Dès potron-minet, on jubile devant un petit déjeuner typiquement italien, à la fois biologique et locavore, servi au cœur d’une chapelle-grotte du 13ème siècle sans autre artifice qu’une musique classique en sourdine et des nappes blanches tendues sur les tables comme autant d’autels déconsacrés. Même enchantement quand l’astre décline sur la ravine et que l’aperitivo est servi en terrasse.
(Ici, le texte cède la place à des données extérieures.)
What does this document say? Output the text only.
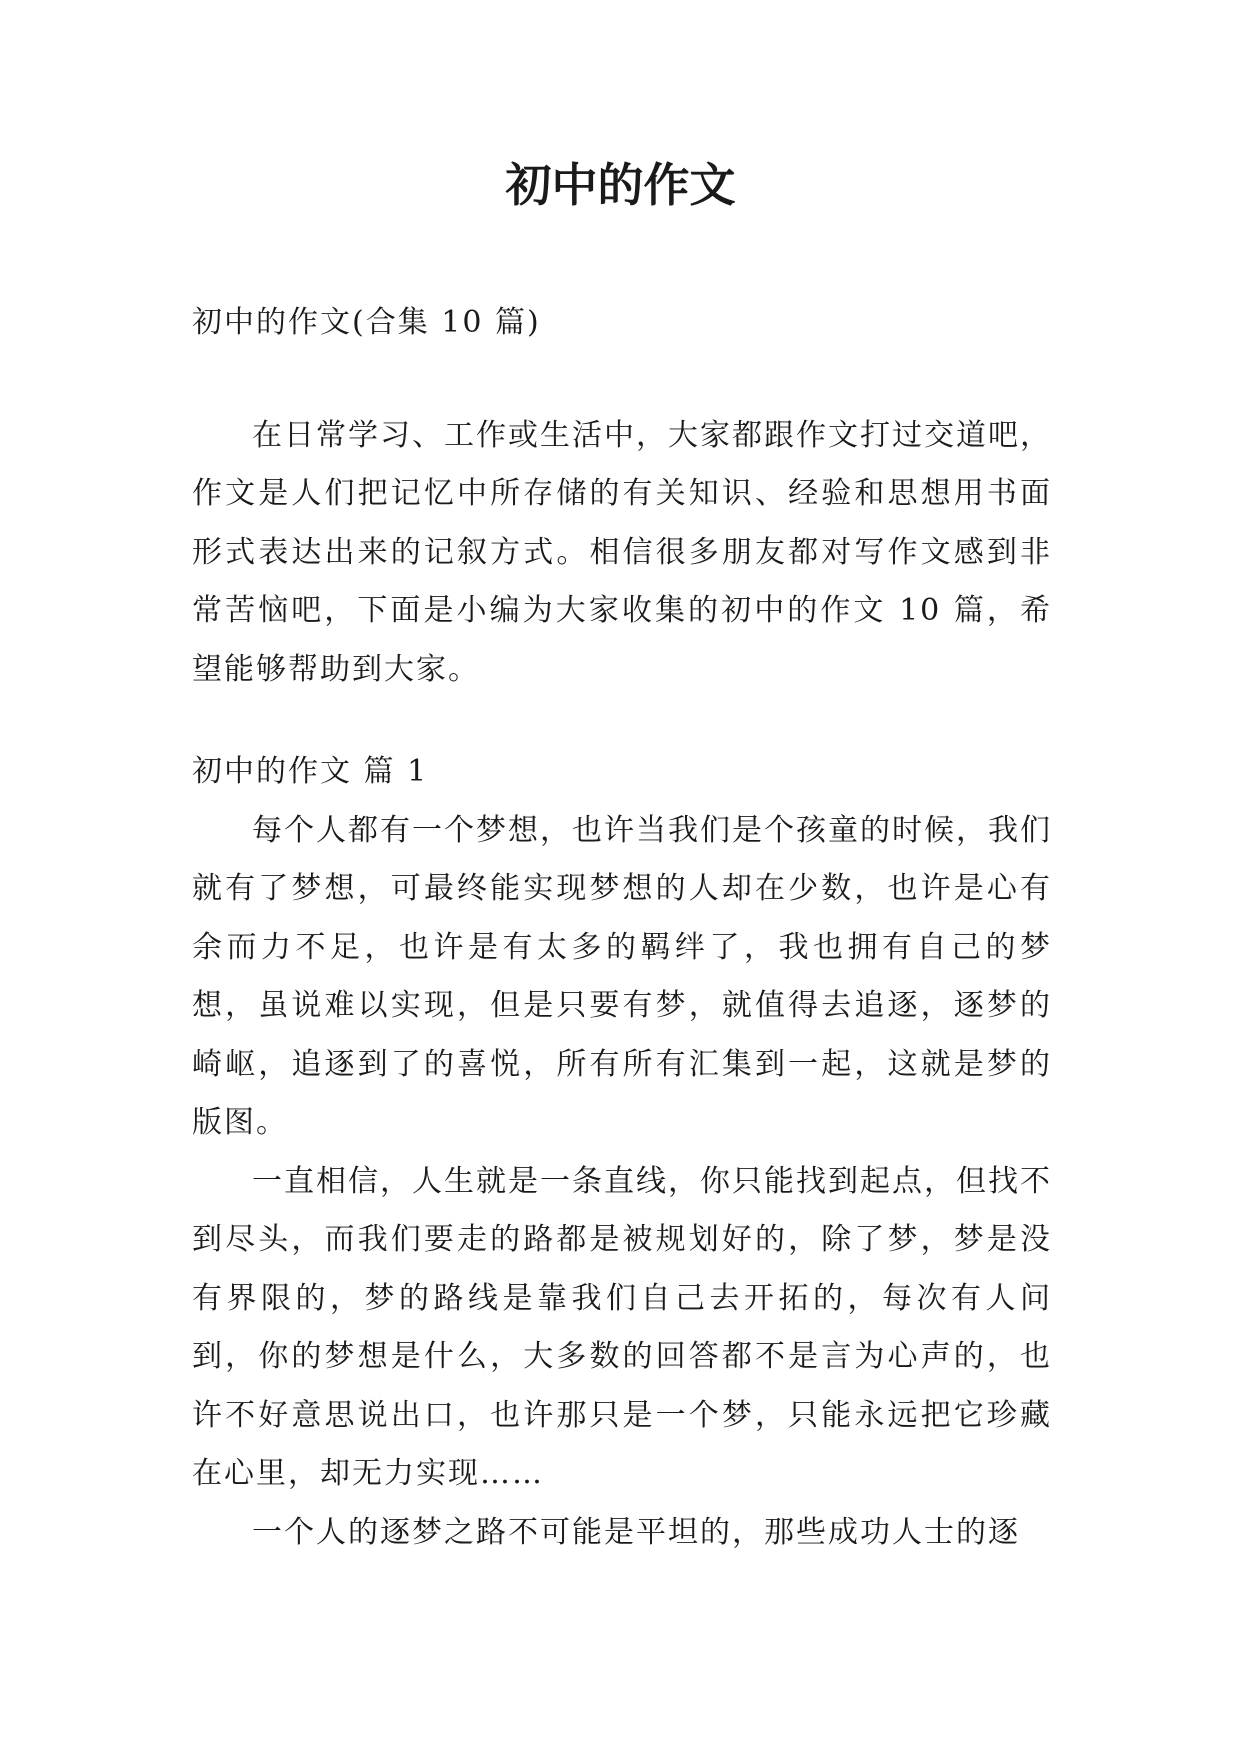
初中的作文

初中的作文(合集 10 篇)

在日常学习、工作或生活中，大家都跟作文打过交道吧，作文是人们把记忆中所存储的有关知识、经验和思想用书面形式表达出来的记叙方式。相信很多朋友都对写作文感到非常苦恼吧，下面是小编为大家收集的初中的作文 10 篇，希望能够帮助到大家。

初中的作文 篇 1

每个人都有一个梦想，也许当我们是个孩童的时候，我们就有了梦想，可最终能实现梦想的人却在少数，也许是心有余而力不足，也许是有太多的羁绊了，我也拥有自己的梦想，虽说难以实现，但是只要有梦，就值得去追逐，逐梦的崎岖，追逐到了的喜悦，所有所有汇集到一起，这就是梦的版图。

一直相信，人生就是一条直线，你只能找到起点，但找不到尽头，而我们要走的路都是被规划好的，除了梦，梦是没有界限的，梦的路线是靠我们自己去开拓的，每次有人问到，你的梦想是什么，大多数的回答都不是言为心声的，也许不好意思说出口，也许那只是一个梦，只能永远把它珍藏在心里，却无力实现……

一个人的逐梦之路不可能是平坦的，那些成功人士的逐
Dommage que l’on ne puisse garder ce cadre pour soi plus longtemps, à l’heure du déjeuner sous la treille quand la chaleur se fait écrasante dehors ou au-delà de l’heure bleue quand le vent souffle une brise légère. À l’exception d’un diner concocté par un chef dans l’exclusivité de la chapelle, il faut hélas, pour l’heure, s’en remettre à la ville pour se restaurer. Mais qui pour s’en plaindre quand une escapade aussi romantique qu’historique à savourer aussi bien à pied qu’en triporteur (le must) attend au bout du chemin ? L’aventure Sextantio de Daniele Khilgren, son génial fondateur, n’en est encore qu’à ses débuts, puisqu’avec l’Albergo Diffuso de Santo Stefano di Sessanio dans les Abruzzes, ils ne sont pour l’instant que deux hameaux à avoir fait l’objet d’une restauration sur les neuf déjà acquis et sauvés de cet abandon partiel ou total concernant près de 17.000 villages en Italie.Si Matera s’impose à plus d’un titre comme une étape obligée sur la route menant au Sud, l’Albergo Sextantio le Grotte della Civita s’impose d’autant plus, non pas pour y tremper ses pinceaux comme l’aurait fait n’importe quel maitre du clair-obscur et de l’intimité, de Vermeer à De La Tour en passant par Le Caravage, mais pour y graver dans sa mémoire le souvenir inaltérable d’avoir, à sa manière, participé à l’histoire dans ce qu’elle a de meilleur.